The main problem I see with the Courage ministry is that it primarily views lesbian/gay people in terms of sexual activity. This approach does not consider lesbian/gay people as whole people, but narrowly defines them in terms of sex.
Lesbian/Gay people are so much more than their sexuality, and ministry with them should address the totality of their lives. For example, lesbian/gay people have often suffered alienation, marginalization, and oppression, and these factors need to be addressed, too. They are also people who have come to a remarkable and wondrous discovery about themselves that is very different from the majority of the population–a difference which should be celebrated. Lesbian/Gay people may have experienced harsh messages from church authorities which may have affected their relationship with God which may need healing. Most importantly, lesbian/Gay people have spiritual gifts which they long to bring to the church community, so ministry with them could focus on opportunities for them to share these gifts.
In short, a ministry which primarily focuses on the possibility of sexual activity is a very stunted ministry. It is a model of ministry which ignores a great deal about the human person and how they can be integrated into a community.
Because of their emphasis on celibacy, Courage’s leaders often claim that they are fully in accord with magisterial teaching. Not so. In the Vatican’s “Letter to the Bishops on the Pastoral Care of Homosexual Persons,” pastoral ministers are reminded
“The human person, made in the image and likeness of God, can hardly be adequately described by a reductionist reference to his or her sexual orientation.”

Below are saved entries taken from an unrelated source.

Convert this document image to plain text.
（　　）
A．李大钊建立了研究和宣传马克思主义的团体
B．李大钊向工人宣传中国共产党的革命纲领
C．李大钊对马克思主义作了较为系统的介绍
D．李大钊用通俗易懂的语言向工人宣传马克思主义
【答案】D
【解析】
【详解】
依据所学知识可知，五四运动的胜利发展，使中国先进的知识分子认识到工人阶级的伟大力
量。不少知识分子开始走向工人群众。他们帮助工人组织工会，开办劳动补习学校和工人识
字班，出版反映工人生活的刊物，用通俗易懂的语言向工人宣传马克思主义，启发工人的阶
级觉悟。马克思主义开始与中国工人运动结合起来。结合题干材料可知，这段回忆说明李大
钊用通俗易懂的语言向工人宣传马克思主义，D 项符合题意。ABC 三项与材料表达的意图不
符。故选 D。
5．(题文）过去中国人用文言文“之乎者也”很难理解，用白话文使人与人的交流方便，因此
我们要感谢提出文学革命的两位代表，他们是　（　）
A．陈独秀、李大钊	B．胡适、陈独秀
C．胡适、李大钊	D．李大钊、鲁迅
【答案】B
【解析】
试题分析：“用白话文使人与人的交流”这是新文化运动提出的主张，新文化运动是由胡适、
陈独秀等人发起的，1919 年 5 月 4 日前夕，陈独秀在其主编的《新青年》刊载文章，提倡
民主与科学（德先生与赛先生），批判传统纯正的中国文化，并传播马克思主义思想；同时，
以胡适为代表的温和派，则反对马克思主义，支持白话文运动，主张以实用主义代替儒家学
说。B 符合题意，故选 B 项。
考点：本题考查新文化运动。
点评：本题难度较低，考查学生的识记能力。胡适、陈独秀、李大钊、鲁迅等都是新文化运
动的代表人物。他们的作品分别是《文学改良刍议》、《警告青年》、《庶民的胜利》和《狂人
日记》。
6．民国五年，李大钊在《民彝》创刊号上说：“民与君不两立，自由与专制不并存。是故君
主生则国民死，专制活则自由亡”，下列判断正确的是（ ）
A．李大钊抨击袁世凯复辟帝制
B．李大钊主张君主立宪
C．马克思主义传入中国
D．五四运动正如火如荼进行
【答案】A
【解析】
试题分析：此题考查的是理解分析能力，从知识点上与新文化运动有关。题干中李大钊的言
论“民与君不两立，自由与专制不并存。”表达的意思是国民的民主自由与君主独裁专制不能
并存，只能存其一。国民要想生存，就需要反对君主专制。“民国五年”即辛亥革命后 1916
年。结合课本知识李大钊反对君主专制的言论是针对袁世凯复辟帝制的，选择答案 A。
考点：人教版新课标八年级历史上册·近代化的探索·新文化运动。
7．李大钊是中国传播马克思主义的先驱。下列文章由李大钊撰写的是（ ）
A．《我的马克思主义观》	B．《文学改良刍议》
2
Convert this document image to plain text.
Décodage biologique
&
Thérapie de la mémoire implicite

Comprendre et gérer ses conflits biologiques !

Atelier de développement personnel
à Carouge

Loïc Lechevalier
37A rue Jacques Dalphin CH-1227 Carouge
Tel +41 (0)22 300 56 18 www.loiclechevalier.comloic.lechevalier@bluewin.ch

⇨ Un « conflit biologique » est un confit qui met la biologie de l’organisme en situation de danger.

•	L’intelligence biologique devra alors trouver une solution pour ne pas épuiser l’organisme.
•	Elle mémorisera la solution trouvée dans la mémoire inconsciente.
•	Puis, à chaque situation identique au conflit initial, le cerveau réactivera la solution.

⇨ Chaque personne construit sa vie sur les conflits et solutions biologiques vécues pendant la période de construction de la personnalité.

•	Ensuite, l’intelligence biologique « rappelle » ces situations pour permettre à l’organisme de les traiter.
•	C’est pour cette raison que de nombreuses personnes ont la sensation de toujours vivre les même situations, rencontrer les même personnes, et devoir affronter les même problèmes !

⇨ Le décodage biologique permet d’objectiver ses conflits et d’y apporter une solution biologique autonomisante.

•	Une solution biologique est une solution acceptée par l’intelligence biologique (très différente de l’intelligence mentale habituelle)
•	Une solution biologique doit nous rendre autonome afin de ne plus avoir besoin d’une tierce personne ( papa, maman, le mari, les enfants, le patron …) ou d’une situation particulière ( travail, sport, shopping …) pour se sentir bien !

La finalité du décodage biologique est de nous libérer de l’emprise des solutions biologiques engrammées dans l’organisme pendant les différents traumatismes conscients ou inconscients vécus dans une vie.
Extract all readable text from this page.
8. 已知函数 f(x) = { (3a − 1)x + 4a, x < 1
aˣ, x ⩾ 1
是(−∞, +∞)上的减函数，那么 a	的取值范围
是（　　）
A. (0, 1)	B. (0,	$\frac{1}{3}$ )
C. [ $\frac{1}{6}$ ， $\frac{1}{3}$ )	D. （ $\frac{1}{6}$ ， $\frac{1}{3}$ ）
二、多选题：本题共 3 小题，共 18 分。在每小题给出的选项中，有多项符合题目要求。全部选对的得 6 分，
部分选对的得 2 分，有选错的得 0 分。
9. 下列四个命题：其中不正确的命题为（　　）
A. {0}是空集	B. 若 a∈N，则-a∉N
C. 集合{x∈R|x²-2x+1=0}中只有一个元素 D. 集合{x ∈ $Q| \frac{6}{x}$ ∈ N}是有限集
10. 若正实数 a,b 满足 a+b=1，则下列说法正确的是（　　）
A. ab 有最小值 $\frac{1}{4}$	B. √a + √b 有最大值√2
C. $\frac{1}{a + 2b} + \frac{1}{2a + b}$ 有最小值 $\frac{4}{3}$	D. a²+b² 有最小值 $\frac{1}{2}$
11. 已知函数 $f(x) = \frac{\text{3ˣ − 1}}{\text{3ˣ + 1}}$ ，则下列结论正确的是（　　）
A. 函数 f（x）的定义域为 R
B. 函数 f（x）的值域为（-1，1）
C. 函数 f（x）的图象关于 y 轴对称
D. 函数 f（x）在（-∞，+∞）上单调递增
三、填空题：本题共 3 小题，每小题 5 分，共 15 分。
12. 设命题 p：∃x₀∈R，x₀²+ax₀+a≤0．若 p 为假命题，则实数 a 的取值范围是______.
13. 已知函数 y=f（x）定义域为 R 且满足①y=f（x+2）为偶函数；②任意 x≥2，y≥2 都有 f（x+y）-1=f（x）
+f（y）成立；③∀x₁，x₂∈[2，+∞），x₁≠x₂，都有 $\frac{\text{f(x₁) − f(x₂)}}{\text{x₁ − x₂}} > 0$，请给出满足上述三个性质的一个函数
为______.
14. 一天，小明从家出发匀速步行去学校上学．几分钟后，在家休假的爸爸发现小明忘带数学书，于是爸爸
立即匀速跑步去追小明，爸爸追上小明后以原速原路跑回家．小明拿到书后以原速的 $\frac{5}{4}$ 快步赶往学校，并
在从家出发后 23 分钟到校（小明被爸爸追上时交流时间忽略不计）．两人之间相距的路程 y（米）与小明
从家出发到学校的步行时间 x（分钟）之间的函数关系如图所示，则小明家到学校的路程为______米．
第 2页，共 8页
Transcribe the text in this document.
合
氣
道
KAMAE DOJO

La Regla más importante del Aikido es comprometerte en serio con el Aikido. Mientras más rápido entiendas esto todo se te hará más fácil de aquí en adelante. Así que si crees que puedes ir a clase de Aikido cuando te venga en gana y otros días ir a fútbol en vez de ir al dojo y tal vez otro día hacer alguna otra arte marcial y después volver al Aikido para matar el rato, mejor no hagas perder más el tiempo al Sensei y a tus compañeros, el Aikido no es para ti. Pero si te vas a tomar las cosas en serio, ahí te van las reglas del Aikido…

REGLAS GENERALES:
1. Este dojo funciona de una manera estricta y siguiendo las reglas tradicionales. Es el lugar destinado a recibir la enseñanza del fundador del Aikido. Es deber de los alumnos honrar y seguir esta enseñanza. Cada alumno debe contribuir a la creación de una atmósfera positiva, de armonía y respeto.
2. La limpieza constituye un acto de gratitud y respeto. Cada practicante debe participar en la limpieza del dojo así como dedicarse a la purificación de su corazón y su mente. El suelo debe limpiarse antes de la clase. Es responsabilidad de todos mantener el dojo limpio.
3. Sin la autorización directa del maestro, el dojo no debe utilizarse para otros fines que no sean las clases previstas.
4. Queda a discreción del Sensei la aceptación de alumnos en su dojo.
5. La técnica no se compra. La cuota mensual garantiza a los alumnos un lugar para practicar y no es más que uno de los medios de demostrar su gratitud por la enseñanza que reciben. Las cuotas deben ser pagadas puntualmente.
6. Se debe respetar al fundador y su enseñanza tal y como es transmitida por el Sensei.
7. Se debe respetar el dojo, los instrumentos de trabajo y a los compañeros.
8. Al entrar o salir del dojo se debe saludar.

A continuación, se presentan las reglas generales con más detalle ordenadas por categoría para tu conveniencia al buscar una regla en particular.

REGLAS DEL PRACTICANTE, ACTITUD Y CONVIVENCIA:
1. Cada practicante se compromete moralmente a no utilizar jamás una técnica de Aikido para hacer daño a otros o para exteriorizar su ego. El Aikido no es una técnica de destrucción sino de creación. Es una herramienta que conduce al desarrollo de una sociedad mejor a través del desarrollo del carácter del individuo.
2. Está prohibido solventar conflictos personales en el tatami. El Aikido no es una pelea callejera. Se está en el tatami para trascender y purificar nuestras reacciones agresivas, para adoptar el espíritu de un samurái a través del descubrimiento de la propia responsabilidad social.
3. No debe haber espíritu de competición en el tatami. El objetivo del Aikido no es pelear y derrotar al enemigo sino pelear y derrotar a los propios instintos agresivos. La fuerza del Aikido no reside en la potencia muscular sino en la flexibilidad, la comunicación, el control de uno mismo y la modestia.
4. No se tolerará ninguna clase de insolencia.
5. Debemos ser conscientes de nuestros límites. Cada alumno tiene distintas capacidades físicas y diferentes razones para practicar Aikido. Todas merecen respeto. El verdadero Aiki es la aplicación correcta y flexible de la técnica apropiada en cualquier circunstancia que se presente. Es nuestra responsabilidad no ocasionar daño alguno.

Courage’s emphasis on sexual behavior violates this principle by reducing people not only to their sexual orientation, but reducing them even further to consider them in terms of possible sexual activity. This kind of thinking violates another important pastoral principle, articulated by the U.S. Conference of Catholic Bishops in their letter, Always Our Children:
“Do not presume that all homosexual persons are sexually active.”
Many parishes and faith communities have adopted a more integrated approach to lesbian/gay ministry than Courage does. New Ways Ministry maintains lists of these gay-friendly parishes and gay-friendly Catholic college campuses which follow this healthy and holy path of outreach. Models of ministry which consider the totality of the life of lesbian/gay people offer a better, more effective invitation to life in the Christian community than the Courage model offers.